Tuesday, 25 April 2017

There are great films about ageing but this isn't one

Jenny is underwhelmed by The Sense of an Ending

Julian Barnes’ very short book left me underwhelmed in 2011, wondering why it had won the Booker prize, and Ritesh Batra's film of the book has left me even more so. What happens? Nothing much, though the little that does happen seems intended to be have tremendous meaning.

Image resultTony Webster (Jim Broadbent) is a prosperous ageing man who potters about repairing and selling vintage cameras. He has been a bystander in his own life where his short temper, charmless indifference to others and lack of emotional intelligence have probably lost him his marriage. His only daughter is about to give birth and he also risks losing connection with her. Then he gets a letter which sets him on a quest – to do what exactly? Discover himself? Find out what he has resolutely ignored for so many years? Get redemption? His former girlfriend Veronica (Charlotte Rampling, whose stare could freeze a thousand ex boyfriends) and his former wife (Harriet Walter) do their best to treat him with the impatience he deserves.

The film’s attempts at a final twist are undermined by its conformity to the late film critic Roger Ebert’s Rule of Economy of Characters. This is the one where an underdeveloped character who seems extraneous to the plot turns out to be essential to it, so any experienced movie-goer will guess the drifty non-ending long before it happens.

I don’t think we do films about ageing at all well in the UK. The films pass the time pleasantly enough and are then instantly forgettable. For instance, there’s cute-and-quirky (Best Marigold Hotel), embarrassing (Venus: Peter O’Toole getting over-personal with a young woman) sentimental (Quartet: old thesps do their thing), suppressed melodrama (45 Years) or just dull (Another Year).  Where casting is concerned, there seems to be a serious lack of imagination. The same small group of actors comes round again and again:

‘Shall we cast Bill this time so that he can do his full Nighy, or maybe give Tom W another go?’
‘Nah, let’s stick to good old Jim.’

Jim Broadbent does his best with the leading part here, though somehow he seems too twinkly and whimsical to be convincing as the curmudgeonly Tony. Now that a few days have passed, I find it hard to remember how this performance was all that different from what he did as Nick in Le Weekend, John in Iris, Father Flood in Brooklyn or Tom in Another Year.

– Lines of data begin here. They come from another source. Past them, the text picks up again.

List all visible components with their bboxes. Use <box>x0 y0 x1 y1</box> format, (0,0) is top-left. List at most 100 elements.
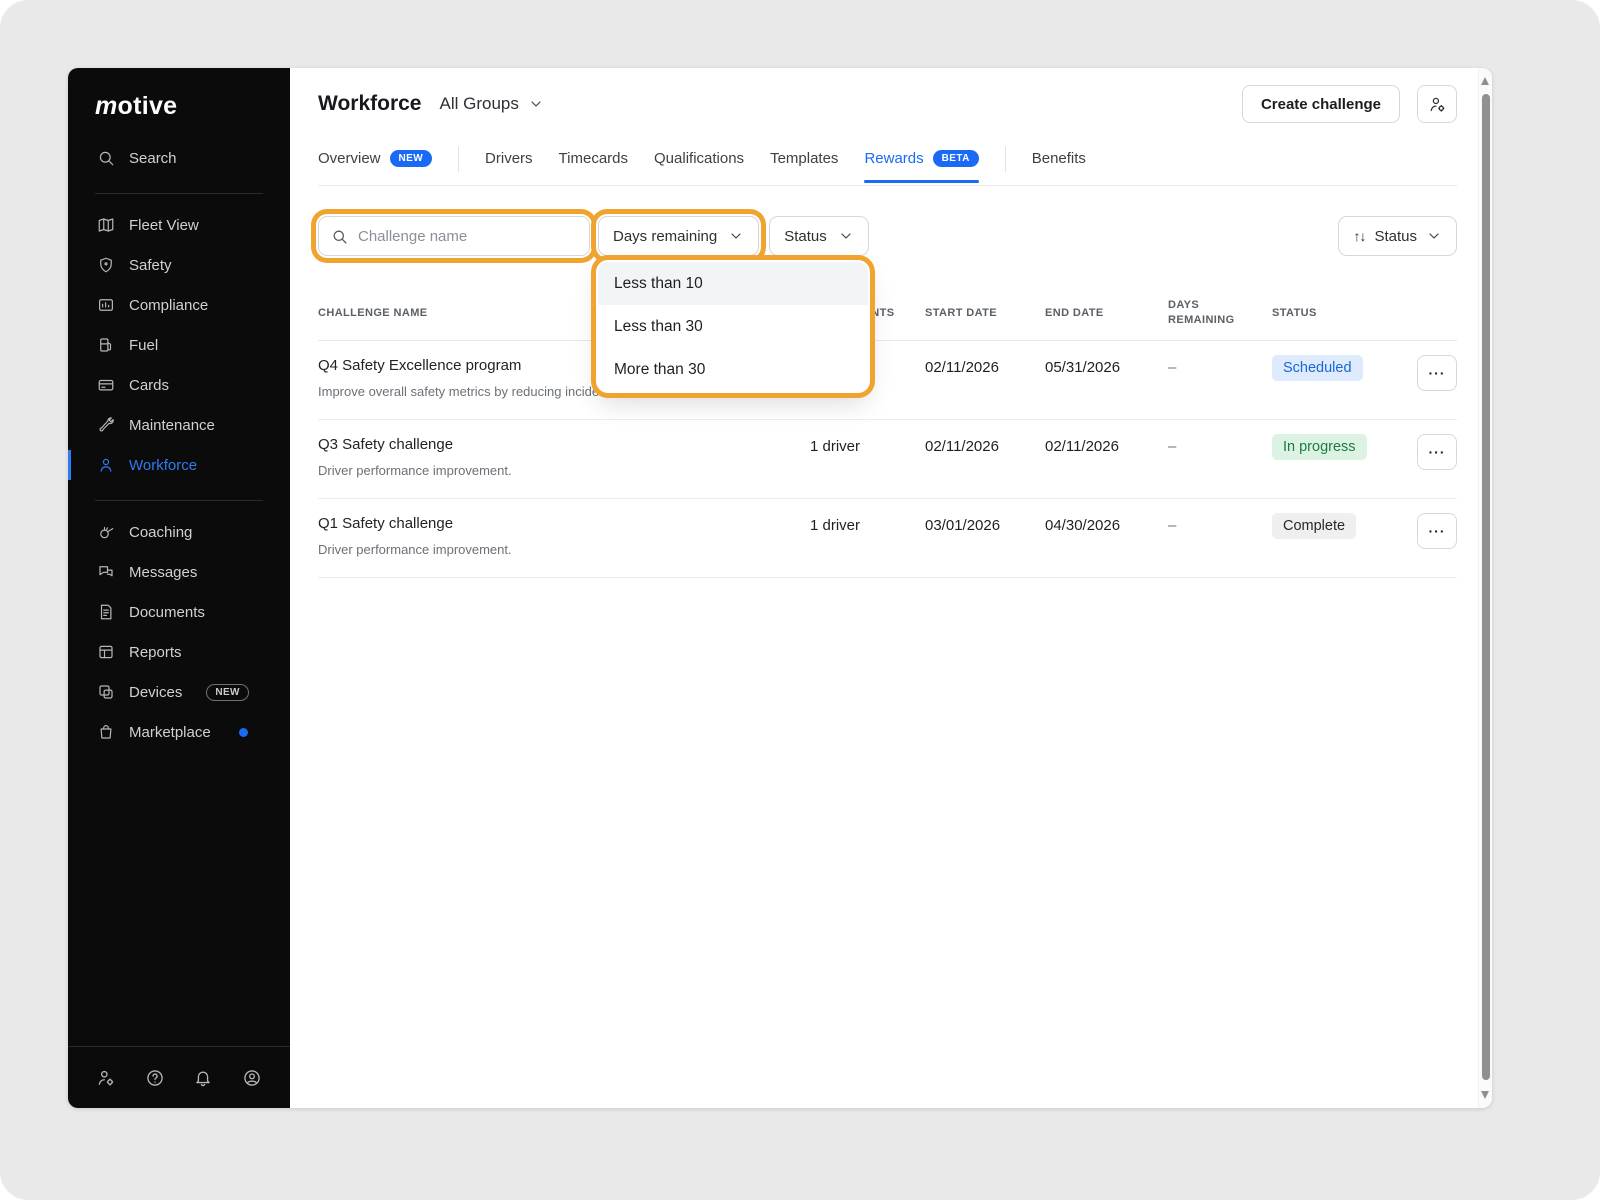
active-indicator-bar <box>68 450 71 480</box>
notifications-bell-icon[interactable] <box>193 1068 213 1088</box>
column-header-end-date: End date <box>1025 307 1148 319</box>
days-remaining-dropdown-menu: Less than 10 Less than 30 More than 30 <box>598 262 868 391</box>
challenge-name-cell: Q3 Safety challenge Driver performance i… <box>318 436 790 478</box>
vertical-scrollbar[interactable] <box>1478 68 1492 1108</box>
sidebar-item-safety[interactable]: Safety <box>68 245 290 285</box>
devices-icon <box>97 683 115 701</box>
end-date-cell: 02/11/2026 <box>1025 436 1148 455</box>
more-actions-button[interactable]: ··· <box>1417 434 1457 470</box>
column-header-start-date: Start date <box>905 307 1025 319</box>
tab-overview[interactable]: Overview NEW <box>318 150 432 182</box>
sort-by-button[interactable]: ↑↓ Status <box>1338 216 1457 256</box>
status-badge: Scheduled <box>1272 355 1363 381</box>
status-badge: Complete <box>1272 513 1356 539</box>
beta-badge: BETA <box>933 150 979 167</box>
shield-icon <box>97 256 115 274</box>
page-title: Workforce <box>318 92 421 116</box>
search-icon <box>331 228 348 245</box>
compliance-chart-icon <box>97 296 115 314</box>
tab-templates[interactable]: Templates <box>770 150 838 182</box>
end-date-cell: 04/30/2026 <box>1025 515 1148 534</box>
chevron-down-icon <box>838 228 854 244</box>
motive-logo: motive <box>95 92 290 121</box>
main-content: Workforce All Groups Create challenge Ov… <box>290 68 1478 1108</box>
chevron-down-icon <box>528 96 544 112</box>
sidebar-item-messages[interactable]: Messages <box>68 552 290 592</box>
group-filter-dropdown[interactable]: All Groups <box>439 94 543 114</box>
chat-bubbles-icon <box>97 563 115 581</box>
menu-option-less-than-30[interactable]: Less than 30 <box>598 305 868 348</box>
sidebar-item-workforce[interactable]: Workforce <box>68 445 290 485</box>
marketplace-notification-dot <box>239 728 248 737</box>
app-window: motive Search Fleet View Safety Complian… <box>68 68 1492 1108</box>
search-icon <box>97 149 115 167</box>
chevron-down-icon <box>728 228 744 244</box>
desktop-background: motive Search Fleet View Safety Complian… <box>0 0 1600 1200</box>
column-header-status: Status <box>1252 307 1397 319</box>
menu-option-less-than-10[interactable]: Less than 10 <box>598 262 868 305</box>
help-icon[interactable] <box>145 1068 165 1088</box>
sidebar-item-coaching[interactable]: Coaching <box>68 512 290 552</box>
sidebar-footer <box>68 1046 290 1108</box>
sidebar-divider <box>95 500 263 501</box>
new-badge: NEW <box>390 150 433 167</box>
document-icon <box>97 603 115 621</box>
sidebar-item-documents[interactable]: Documents <box>68 592 290 632</box>
sidebar-item-search[interactable]: Search <box>68 138 290 178</box>
devices-new-badge: NEW <box>206 684 249 701</box>
tab-timecards[interactable]: Timecards <box>559 150 628 182</box>
fuel-pump-icon <box>97 336 115 354</box>
sidebar-item-cards[interactable]: Cards <box>68 365 290 405</box>
status-filter[interactable]: Status <box>769 216 869 256</box>
sidebar-item-marketplace[interactable]: Marketplace <box>68 712 290 752</box>
tab-divider <box>1005 146 1006 172</box>
more-actions-button[interactable]: ··· <box>1417 513 1457 549</box>
days-remaining-filter[interactable]: Days remaining <box>598 216 759 256</box>
menu-option-more-than-30[interactable]: More than 30 <box>598 348 868 391</box>
start-date-cell: 03/01/2026 <box>905 515 1025 534</box>
start-date-cell: 02/11/2026 <box>905 357 1025 376</box>
sidebar-item-fuel[interactable]: Fuel <box>68 325 290 365</box>
person-gear-icon <box>1428 95 1447 114</box>
sort-arrows-icon: ↑↓ <box>1353 228 1365 244</box>
challenge-name-input[interactable] <box>358 228 577 245</box>
days-remaining-cell: – <box>1148 357 1252 376</box>
sidebar-item-fleet-view[interactable]: Fleet View <box>68 205 290 245</box>
sidebar: motive Search Fleet View Safety Complian… <box>68 68 290 1108</box>
sidebar-item-devices[interactable]: Devices NEW <box>68 672 290 712</box>
table-row: Q3 Safety challenge Driver performance i… <box>318 420 1457 499</box>
credit-card-icon <box>97 376 115 394</box>
sidebar-item-reports[interactable]: Reports <box>68 632 290 672</box>
tab-benefits[interactable]: Benefits <box>1032 150 1086 182</box>
tab-rewards[interactable]: Rewards BETA <box>864 150 978 182</box>
start-date-cell: 02/11/2026 <box>905 436 1025 455</box>
table-header-row: Challenge name Participants Start date E… <box>318 290 1457 341</box>
table-row: Q4 Safety Excellence program Improve ove… <box>318 341 1457 420</box>
status-badge: In progress <box>1272 434 1367 460</box>
days-remaining-cell: – <box>1148 436 1252 455</box>
scrollbar-thumb[interactable] <box>1482 94 1490 1080</box>
admin-person-gear-icon[interactable] <box>96 1068 116 1088</box>
sidebar-item-maintenance[interactable]: Maintenance <box>68 405 290 445</box>
tab-drivers[interactable]: Drivers <box>485 150 533 182</box>
tab-qualifications[interactable]: Qualifications <box>654 150 744 182</box>
more-actions-button[interactable]: ··· <box>1417 355 1457 391</box>
sidebar-item-compliance[interactable]: Compliance <box>68 285 290 325</box>
scroll-down-arrow[interactable] <box>1481 1091 1489 1099</box>
account-icon[interactable] <box>242 1068 262 1088</box>
scroll-up-arrow[interactable] <box>1481 77 1489 85</box>
participants-cell: 1 driver <box>790 436 905 455</box>
table-row: Q1 Safety challenge Driver performance i… <box>318 499 1457 578</box>
manage-access-button[interactable] <box>1417 85 1457 123</box>
chevron-down-icon <box>1426 228 1442 244</box>
filter-bar: Days remaining Status ↑↓ Status <box>318 216 1457 256</box>
report-layout-icon <box>97 643 115 661</box>
person-icon <box>97 456 115 474</box>
participants-cell: 1 driver <box>790 515 905 534</box>
whistle-icon <box>97 523 115 541</box>
shopping-bag-icon <box>97 723 115 741</box>
end-date-cell: 05/31/2026 <box>1025 357 1148 376</box>
tab-bar: Overview NEW Drivers Timecards Qualifica… <box>318 146 1457 186</box>
challenge-name-search[interactable] <box>318 216 590 256</box>
create-challenge-button[interactable]: Create challenge <box>1242 85 1400 123</box>
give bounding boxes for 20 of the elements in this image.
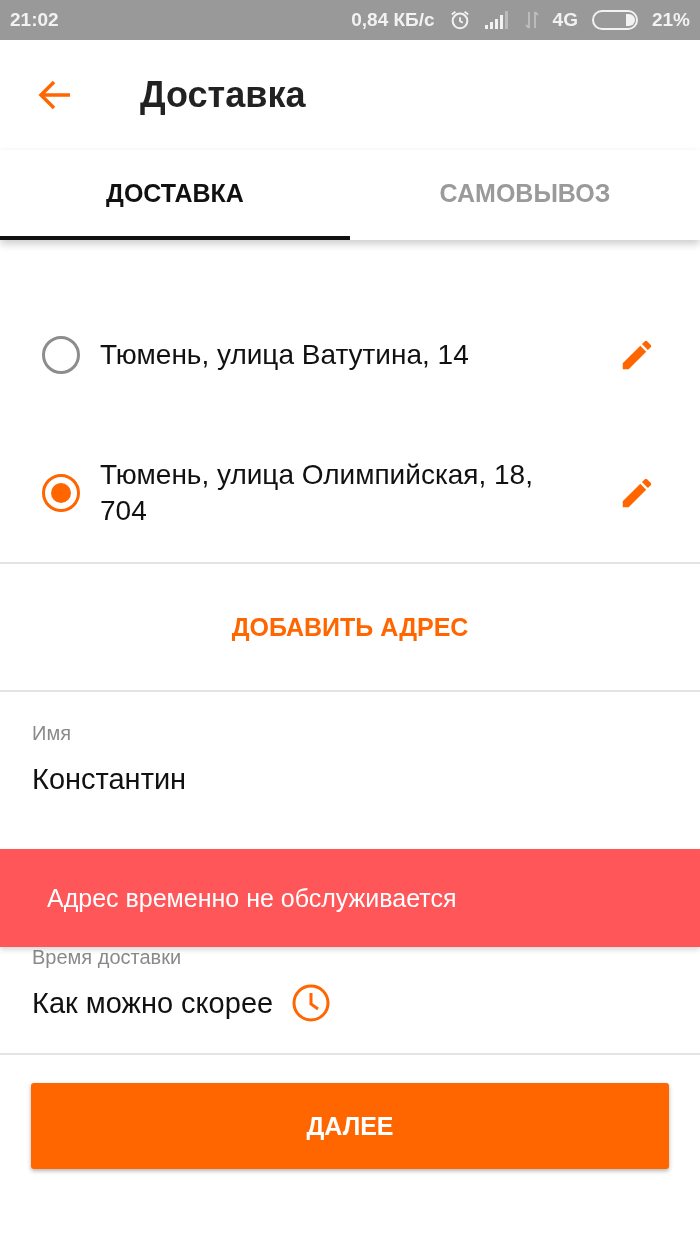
snackbar-message: Адрес временно не обслуживается — [47, 883, 457, 913]
signal-icon — [484, 11, 511, 29]
clock-icon[interactable] — [291, 983, 332, 1023]
back-arrow-icon[interactable] — [38, 80, 72, 110]
radio-button[interactable] — [42, 474, 80, 512]
radio-button[interactable] — [42, 336, 80, 374]
screen-title: Доставка — [140, 74, 306, 116]
status-time: 21:02 — [10, 9, 59, 31]
name-value[interactable]: Константин — [32, 763, 187, 796]
field-label: Время доставки — [32, 946, 183, 969]
address-text: Тюмень, улица Олимпийская, 18, 704 — [100, 458, 534, 528]
battery-percent: 21% — [651, 9, 690, 31]
field-label: Имя — [32, 722, 72, 745]
tab[interactable]: ДОСТАВКА — [0, 150, 350, 240]
network-type: 4G — [552, 9, 578, 31]
address-text: Тюмень, улица Ватутина, 14 — [100, 338, 470, 372]
delivery-time-value[interactable]: Как можно скорее — [32, 986, 274, 1020]
battery-icon — [591, 10, 638, 30]
data-arrows-icon — [524, 10, 539, 30]
network-speed: 0,84 КБ/с — [351, 9, 435, 31]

It is possible to make enthralling films about older people without patronizing or stereotyping. Alexander Payne has done it at least twice with About Schmidt and Nebraska. Both these films also feature disastrously unaware and unlikeable ageing men and have you squirming with pity, fervently hoping that you don’t recognise yourself in their dilemmas - and smiling. Clint Eastwood did it in his gripping Gran Torino. Michael Haneke brought his merciless eye to Amour. Nor does such a film have to be either grim or sentimental: Iñárritu’s Birdman (Michael Keaton plays an ageing actor who is desperate to reprise his fame as a superhero) was to me one of the funniest films of 2014. 

The film industry has grasped that there are large numbers of baby-boomers who like cinema and who might enjoy seeing their own age group on screen. But producers need to do better than The Sense of an Ending. No one in the sparsely populated Islington Vue audience seemed to be under sixty but we all filed out silently with what looked to me like pretty doleful faces.


and Joe remembers the Booker Prize gossip  

I haven’t seen the film and can’t remember much about the book. But I do remember the apparent randomness of the Man Booker Prize judging process the year it won. First the short list put the cat among the pigeons by dissing a bunch of recognised heavyweight authors, who had published that year, in favour of unknowns and novices. Of the six authors on the list, only Julian Barnes had a track record.

This seemed bold and refreshing until the chair, a retired spy, and another of the judges, an MP, expressed their preferences for “readable” books that “zipped along” – arbitrary criteria, surely, for a literary prize. Cue howls of protest from those who felt that zippy readable books were already sufficiently rewarded by profitable book sales. 

Two separate kinds of objection – the principled one that the winner should be a book of serious literary merit, and the personal one that Marty, let’s say, or Ian or Salman shouldn’t be pushed out by some writer we’d never heard of – inevitably got muddled in the press reports. When the judges finally settled on The Sense of an Ending, a relatively insubstantial book, it felt, rightly or wrongly, as though the judges had been cowed by the old boys’ club.